Gen-Z Employees Need Weekly Check-Ins to Be Happy at Work: Study

A new study from 15Five shows younger employees thrive on weekly check-ins and a close working relationship with management: 90 percent reportedly do their best work when the company “supports their emotional wellness.”

Those employees are not alone: 94 percent of management folks say they recognize the emotional wellbeing of their direct reports is as important as the work they produce.

“This is a very exciting time, when research in psychology and human development is proving what we already know,” says Shane Metcalf, co-founder and Chief Culture Officer of 15Five. “Employees are indeed human beings who are driven to grow, develop, and fulfill a greater purpose. They have complex internal worlds and when managers and leaders address the hidden aspects of their experience, like values, beliefs, mindsets, and emotional well-being, we will see a major leap forward in how people achieve their potential at work, and the levels of success that businesses achieve as a result.”
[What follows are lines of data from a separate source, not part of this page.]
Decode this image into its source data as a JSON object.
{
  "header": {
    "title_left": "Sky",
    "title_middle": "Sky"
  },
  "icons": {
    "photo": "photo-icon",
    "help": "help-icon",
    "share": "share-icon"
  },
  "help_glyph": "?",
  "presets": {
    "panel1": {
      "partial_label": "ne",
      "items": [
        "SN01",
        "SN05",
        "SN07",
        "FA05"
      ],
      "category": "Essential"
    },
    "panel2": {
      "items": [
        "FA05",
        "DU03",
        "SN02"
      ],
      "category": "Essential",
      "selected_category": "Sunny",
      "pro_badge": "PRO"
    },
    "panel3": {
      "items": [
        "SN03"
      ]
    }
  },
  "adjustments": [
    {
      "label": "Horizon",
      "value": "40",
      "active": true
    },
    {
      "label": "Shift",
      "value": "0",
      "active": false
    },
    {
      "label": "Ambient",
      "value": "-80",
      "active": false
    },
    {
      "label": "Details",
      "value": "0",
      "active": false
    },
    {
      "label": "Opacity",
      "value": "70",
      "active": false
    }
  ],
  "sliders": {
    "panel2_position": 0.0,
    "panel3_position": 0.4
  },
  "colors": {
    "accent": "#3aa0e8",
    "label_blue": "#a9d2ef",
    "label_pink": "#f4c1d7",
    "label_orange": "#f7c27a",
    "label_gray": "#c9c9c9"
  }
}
Hear that, technologists? You’re human beings!

Many consider work a means to an end, but Gen Z (the youngest of the working-age; born somewhere between the mid-1990’s and Aughts) crave more. 15Five says this crowd needs a “conscientious” employer which keeps their mental and emotional well-being in mind. Underscoring the difference between this generation and those before it is this statistic: In one-on-one meetings, 75 percent of Gen-Z employees say they’ve sought personal advice from managers. Only 23 percent of Baby Boomers say the same.

Playing a sort of word-association game, 15Five found Gen Z employees who don’t have weekly one-on-ones with their bosses associate the terms “money,” “stress,” and “busy” with work. Those who have weekly check-ins associate “money” and “fun” with work. Weekly meetings also contribute to better emotional and mental well-being, and more trust in the company amongst those queried.

“A key component to creating strong human connections is regular, productive manager-to-employee 1-on-1s,” Metcalf says. “These meetings help create a culture of transparency and trust that leads to psychologically safe work environments.”

Weekly check-ins also help with employee retention. 15Five says half of those who participate in weekly check-ins plan to stay put for five years or more; 84 percent are “always honest” with their managers, and almost 75 percent have confidence in their bosses leadership. Conversely, 20 percent of employees who lack confidence in management leave their jobs within six months. Further, those who are not confident in their managers rate their job satisfaction as ‘four’ on a scale of 1-10.